2.    Innovative growth. Do what you do differently.
?    Inventing. Developing new products and services – HSBC constantly seeks to develop new financial services for its many audiences.
?    Reapplying. Creating new applications for products – Philips explores how its existing products and technologies can be used in new ways.
?    Collaborating. Developing solutions with new partners – Disney constantly works with licensees to take its properties into new markets.
?    Diversifying. Launching additional diffusion brands – Versace recognized that it needed secondary brands to reach different audiences.
?    Concepting. Designing a new business model – Boeing redesigned its business model to focus on collaborative services.
?    Sharing. Forming alliances to share resources – Cisco formed alliances with communication partners around the world.
?    Partnering. Riding on an affinity partner’s back – Samsung reaches out to new markets using partners with strong customer bases.

3.    Strategic growth. Doing different things.
?    Shaping. Shaping new markets in your vision – Apple fundamentally rethinks markets and how to shape them in its own vision.
?    Focusing. Becoming a specialist in one area – ICI stripped down their business to focus on a core area.
?    Extending. Diversifying into adjacent categories – Nike takes its brand to more and more different sports.
?    Acquiring. Buying up your direct competitors – HP acquired Compaq in the hope that they could dominate PCs and printers.
?    Connecting. Finding a complementary business – P&G tied up with Gillette to offer men and women the best they can get.
?    Venturing.
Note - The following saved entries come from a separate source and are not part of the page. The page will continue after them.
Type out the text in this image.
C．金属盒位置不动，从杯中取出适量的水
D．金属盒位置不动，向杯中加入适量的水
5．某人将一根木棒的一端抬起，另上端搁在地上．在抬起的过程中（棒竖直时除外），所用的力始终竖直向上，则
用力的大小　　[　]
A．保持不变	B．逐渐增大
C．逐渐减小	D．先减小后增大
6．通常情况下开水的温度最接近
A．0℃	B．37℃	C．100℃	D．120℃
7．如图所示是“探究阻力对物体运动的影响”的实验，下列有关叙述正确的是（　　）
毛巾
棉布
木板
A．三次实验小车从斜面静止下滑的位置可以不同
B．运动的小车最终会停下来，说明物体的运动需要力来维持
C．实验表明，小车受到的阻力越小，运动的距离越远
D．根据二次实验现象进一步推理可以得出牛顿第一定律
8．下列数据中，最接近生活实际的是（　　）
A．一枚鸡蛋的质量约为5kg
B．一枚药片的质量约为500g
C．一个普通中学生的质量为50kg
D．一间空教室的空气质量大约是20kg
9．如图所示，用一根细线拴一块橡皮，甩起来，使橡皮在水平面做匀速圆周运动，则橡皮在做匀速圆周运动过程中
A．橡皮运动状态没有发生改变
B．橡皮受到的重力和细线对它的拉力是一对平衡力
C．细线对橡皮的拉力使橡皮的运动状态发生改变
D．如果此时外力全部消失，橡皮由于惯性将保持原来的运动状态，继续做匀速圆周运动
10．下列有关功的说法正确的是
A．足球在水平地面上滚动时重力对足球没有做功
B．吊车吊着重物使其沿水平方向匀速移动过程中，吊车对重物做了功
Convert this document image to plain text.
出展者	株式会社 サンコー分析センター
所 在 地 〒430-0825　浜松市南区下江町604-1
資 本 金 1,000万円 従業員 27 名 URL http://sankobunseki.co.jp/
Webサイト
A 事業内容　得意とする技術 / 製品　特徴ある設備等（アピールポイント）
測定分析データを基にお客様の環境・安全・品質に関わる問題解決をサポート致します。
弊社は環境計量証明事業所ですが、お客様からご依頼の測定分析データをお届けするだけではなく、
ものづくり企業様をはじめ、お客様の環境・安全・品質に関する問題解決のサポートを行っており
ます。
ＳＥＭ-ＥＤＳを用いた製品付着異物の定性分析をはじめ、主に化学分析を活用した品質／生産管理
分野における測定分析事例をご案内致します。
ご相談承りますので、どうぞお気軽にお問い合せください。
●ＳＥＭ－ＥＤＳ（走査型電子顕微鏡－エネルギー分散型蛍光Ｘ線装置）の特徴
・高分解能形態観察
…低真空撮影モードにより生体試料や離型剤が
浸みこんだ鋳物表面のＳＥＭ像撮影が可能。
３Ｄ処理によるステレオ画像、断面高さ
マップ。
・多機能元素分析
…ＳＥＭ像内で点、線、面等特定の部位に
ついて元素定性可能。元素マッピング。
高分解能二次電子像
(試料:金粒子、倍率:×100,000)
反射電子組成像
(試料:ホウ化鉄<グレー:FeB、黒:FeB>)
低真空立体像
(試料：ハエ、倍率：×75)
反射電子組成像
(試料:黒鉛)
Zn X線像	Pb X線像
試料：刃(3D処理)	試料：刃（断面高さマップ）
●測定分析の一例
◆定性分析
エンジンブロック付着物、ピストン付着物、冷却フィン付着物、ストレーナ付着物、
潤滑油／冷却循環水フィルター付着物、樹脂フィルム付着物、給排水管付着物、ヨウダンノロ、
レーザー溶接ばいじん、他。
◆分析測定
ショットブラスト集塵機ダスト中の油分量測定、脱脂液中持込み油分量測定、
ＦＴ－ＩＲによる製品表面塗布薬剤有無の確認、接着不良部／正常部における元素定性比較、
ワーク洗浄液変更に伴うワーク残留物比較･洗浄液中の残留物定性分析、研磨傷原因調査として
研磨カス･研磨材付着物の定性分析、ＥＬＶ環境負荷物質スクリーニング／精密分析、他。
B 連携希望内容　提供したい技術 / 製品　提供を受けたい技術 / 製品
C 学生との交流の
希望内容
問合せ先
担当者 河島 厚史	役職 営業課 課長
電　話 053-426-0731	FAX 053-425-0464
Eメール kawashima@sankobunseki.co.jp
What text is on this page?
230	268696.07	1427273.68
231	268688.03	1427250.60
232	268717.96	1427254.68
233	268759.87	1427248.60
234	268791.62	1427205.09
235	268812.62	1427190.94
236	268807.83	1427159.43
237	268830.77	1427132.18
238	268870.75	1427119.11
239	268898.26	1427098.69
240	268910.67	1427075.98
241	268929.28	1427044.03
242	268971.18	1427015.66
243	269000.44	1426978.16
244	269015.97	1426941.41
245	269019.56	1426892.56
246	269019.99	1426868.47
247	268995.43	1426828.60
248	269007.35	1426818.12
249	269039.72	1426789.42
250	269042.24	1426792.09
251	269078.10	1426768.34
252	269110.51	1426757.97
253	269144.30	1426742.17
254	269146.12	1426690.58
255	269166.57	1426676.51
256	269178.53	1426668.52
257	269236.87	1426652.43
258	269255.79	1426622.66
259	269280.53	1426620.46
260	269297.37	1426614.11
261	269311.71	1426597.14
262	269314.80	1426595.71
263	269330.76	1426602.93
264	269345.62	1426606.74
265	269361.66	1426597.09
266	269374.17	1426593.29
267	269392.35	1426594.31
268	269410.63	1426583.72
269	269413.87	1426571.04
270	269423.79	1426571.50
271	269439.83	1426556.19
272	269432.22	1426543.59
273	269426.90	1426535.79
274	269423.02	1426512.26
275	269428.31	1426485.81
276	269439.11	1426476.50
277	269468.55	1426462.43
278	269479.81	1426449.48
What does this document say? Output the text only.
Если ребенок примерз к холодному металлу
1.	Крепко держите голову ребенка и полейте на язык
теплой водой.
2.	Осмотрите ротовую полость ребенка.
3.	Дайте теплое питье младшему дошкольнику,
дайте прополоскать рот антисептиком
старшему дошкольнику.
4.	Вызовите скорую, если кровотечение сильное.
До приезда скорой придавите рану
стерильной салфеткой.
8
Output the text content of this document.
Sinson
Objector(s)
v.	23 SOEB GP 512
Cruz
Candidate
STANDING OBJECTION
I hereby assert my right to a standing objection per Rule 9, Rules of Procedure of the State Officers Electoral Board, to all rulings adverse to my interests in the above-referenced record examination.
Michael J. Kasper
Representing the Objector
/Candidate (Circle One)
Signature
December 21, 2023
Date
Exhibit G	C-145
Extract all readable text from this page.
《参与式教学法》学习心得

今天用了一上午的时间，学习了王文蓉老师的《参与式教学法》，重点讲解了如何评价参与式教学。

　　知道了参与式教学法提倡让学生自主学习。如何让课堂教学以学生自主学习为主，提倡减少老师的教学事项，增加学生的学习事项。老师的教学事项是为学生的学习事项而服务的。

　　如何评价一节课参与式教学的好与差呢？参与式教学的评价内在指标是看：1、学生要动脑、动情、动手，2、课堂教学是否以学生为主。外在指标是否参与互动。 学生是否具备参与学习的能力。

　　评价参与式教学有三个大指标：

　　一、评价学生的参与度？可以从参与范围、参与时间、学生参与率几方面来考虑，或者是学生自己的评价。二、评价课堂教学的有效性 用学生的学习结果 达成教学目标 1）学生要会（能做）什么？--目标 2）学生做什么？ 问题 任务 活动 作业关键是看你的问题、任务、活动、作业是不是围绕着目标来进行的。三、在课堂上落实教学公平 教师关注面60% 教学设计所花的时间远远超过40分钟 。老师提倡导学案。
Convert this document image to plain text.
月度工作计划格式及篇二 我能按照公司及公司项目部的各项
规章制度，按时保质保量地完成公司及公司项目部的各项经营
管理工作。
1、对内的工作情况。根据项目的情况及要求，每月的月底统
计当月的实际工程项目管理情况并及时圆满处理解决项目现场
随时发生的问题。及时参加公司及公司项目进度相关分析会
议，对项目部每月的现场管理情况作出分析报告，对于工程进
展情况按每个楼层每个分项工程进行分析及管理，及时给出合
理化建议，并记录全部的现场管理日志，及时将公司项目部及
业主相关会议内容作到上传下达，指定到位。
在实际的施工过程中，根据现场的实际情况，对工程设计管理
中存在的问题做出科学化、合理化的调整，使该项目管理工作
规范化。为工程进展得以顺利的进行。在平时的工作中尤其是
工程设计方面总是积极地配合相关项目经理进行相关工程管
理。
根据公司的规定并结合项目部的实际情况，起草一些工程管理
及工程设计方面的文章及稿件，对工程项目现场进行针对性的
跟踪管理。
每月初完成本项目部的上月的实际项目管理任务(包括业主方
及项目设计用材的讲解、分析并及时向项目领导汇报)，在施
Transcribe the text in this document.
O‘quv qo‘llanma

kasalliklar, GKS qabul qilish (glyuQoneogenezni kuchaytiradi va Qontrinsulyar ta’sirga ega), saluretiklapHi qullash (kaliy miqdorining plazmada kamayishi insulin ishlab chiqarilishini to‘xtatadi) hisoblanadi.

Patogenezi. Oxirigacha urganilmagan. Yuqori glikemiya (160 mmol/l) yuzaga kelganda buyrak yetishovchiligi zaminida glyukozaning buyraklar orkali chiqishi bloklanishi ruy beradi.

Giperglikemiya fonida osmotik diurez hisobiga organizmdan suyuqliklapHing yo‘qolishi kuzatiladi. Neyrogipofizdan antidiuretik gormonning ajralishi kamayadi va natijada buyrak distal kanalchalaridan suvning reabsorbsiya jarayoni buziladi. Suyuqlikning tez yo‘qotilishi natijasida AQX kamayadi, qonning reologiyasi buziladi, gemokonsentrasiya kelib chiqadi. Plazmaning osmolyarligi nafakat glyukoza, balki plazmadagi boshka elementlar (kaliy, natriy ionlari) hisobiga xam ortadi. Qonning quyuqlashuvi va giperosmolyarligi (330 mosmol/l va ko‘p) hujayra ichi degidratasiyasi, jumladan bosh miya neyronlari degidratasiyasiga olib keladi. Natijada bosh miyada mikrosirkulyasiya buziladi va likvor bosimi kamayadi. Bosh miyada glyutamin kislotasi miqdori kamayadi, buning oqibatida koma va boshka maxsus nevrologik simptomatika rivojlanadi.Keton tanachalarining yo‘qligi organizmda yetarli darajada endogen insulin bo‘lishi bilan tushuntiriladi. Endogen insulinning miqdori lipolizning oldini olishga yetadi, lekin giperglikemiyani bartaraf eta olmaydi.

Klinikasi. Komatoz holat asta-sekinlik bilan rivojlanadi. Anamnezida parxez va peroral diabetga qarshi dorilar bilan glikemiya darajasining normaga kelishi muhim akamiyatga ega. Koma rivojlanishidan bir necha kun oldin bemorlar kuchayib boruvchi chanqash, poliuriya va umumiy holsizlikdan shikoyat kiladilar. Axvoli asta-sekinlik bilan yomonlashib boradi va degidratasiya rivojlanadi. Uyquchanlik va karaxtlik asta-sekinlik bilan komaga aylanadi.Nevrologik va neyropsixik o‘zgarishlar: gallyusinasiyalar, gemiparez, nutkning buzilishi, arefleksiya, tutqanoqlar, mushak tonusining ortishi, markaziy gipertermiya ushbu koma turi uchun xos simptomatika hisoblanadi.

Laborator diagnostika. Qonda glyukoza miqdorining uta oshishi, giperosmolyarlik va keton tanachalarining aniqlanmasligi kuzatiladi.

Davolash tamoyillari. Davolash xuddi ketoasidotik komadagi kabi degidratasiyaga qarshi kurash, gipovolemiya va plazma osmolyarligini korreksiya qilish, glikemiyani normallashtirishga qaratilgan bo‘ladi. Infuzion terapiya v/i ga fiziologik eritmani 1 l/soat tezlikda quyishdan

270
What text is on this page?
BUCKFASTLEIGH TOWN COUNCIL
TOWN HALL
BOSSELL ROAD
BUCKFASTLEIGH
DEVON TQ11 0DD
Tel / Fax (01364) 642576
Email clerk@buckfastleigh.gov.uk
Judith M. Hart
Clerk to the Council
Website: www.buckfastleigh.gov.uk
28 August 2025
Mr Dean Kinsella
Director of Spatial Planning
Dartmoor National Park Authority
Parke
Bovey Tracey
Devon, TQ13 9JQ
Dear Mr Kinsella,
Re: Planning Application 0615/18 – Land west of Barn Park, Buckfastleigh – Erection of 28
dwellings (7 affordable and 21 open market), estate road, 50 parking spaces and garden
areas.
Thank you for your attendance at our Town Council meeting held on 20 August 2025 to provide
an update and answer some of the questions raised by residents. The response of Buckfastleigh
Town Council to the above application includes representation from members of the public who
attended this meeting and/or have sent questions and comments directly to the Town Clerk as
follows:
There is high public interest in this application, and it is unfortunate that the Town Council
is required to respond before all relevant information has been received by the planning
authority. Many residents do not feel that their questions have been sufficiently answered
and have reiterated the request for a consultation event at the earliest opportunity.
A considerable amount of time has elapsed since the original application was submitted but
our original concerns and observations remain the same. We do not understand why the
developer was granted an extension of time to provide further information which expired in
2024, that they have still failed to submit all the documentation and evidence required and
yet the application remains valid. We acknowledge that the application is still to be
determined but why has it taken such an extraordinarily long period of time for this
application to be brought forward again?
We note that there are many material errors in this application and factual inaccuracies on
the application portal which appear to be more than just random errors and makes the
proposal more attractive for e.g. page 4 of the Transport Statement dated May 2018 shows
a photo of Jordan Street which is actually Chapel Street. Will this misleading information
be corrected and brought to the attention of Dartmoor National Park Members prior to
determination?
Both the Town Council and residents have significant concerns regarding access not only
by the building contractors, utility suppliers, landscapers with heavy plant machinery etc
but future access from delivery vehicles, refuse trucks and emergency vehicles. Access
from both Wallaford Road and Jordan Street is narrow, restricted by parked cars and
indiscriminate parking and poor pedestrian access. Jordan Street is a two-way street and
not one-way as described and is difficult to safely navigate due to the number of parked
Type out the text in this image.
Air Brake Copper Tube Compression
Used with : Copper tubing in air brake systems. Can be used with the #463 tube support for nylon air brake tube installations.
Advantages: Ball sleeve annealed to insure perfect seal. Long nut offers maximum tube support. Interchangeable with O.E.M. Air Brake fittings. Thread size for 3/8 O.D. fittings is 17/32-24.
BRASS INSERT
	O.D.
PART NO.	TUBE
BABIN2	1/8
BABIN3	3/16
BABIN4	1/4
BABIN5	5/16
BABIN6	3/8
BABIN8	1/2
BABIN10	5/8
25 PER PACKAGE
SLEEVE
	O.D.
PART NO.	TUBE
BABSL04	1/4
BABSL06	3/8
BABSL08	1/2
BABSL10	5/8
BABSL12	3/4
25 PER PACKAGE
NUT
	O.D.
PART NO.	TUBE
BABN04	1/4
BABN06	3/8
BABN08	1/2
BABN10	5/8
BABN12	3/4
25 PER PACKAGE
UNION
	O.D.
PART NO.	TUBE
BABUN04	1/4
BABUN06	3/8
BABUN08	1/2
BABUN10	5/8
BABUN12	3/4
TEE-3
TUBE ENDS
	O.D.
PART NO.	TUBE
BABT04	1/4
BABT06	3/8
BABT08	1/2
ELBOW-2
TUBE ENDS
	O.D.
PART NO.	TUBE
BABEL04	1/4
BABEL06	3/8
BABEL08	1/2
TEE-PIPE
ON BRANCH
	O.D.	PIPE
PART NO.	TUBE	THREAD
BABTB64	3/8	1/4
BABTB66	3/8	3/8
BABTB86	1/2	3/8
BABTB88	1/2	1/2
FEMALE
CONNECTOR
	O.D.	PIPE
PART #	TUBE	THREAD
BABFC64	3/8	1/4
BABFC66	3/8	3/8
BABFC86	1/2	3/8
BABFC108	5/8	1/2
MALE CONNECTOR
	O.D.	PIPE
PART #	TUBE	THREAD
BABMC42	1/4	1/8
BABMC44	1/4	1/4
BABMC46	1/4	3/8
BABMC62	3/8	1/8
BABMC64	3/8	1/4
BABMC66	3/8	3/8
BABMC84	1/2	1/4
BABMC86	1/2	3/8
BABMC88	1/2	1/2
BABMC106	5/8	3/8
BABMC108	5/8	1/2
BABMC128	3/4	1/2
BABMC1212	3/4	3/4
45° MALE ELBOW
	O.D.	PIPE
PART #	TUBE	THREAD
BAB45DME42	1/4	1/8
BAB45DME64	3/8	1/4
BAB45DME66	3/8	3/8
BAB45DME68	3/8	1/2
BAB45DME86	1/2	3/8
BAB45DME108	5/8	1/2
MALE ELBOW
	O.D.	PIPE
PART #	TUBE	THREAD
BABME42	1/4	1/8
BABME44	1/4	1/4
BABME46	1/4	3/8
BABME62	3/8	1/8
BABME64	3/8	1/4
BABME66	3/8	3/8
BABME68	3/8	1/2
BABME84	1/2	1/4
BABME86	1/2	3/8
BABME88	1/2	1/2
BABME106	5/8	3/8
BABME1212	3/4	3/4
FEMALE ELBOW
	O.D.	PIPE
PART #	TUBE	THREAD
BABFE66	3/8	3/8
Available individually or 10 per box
Creating new venture businesses – Google constantly experiments with new businesses by setting up ring-fenced teams.
?    Moving. Shifting the business to new markets – IBM recognised that its heritage was not its future, and got out of the PC business.

Collectively these initiatives deliver a ‘growth portfolio’ – a collection of different initiatives that will deliver growth short- and long-term, with varying levels of effort and risk. How they are achieved depends on the organization, but most can turn to internal and external means, depending on what is right for the market and organization.

Ultimately, growth is very simple – how can you use the assets you have, including brands and relationships, and match them with the best market opportunities for profitable growth?
Matching assets and opportunities is a creative process, most simply about matching the strongest assets with the best opportunities, and then innovatively exploring how the different combinations might deliver growth.

The best initiatives, shaped and evaluated together, form a portfolio of initiatives: ‘Operational’ growth will typically deliver results fastest but with least impact. You want some of this to show you are delivering. ‘Innovative’ growth will take a little longer, but has the potential to make more difference. You want some of that too. ‘Strategic’ growth will be an even slower process, but the results will make people stand up and say ‘Wow!’ You definitely want some of that too.

Like any managed portfolio, the challenge is to create a balance between fairly simple ‘no brainers’ and more strategic ‘big bets’. Growth is required to become a dedicated part of strategic planning, putting all the initiatives on the table, and evaluating their relative strengths and weakness.

Who should manage growth in the business?
Because growth is so often seen only as an output, a measure, rather than a process and manageable activity, it is usually left unmanaged, or comes under the responsibility of the CEO or finance director.
Growth needs dedicated management by people with the best growth mindset are those closest to the market opportunities, to the ability to drive innovation and sales. The most sensible ‘chief growth officer’ is often the ‘commercial director’. Whilst this is still an emerging role in organisations, it is a role that can combine a focus on sales and marketing, pricing and profitability, today and tomorrow – and to champion growth across the whole business.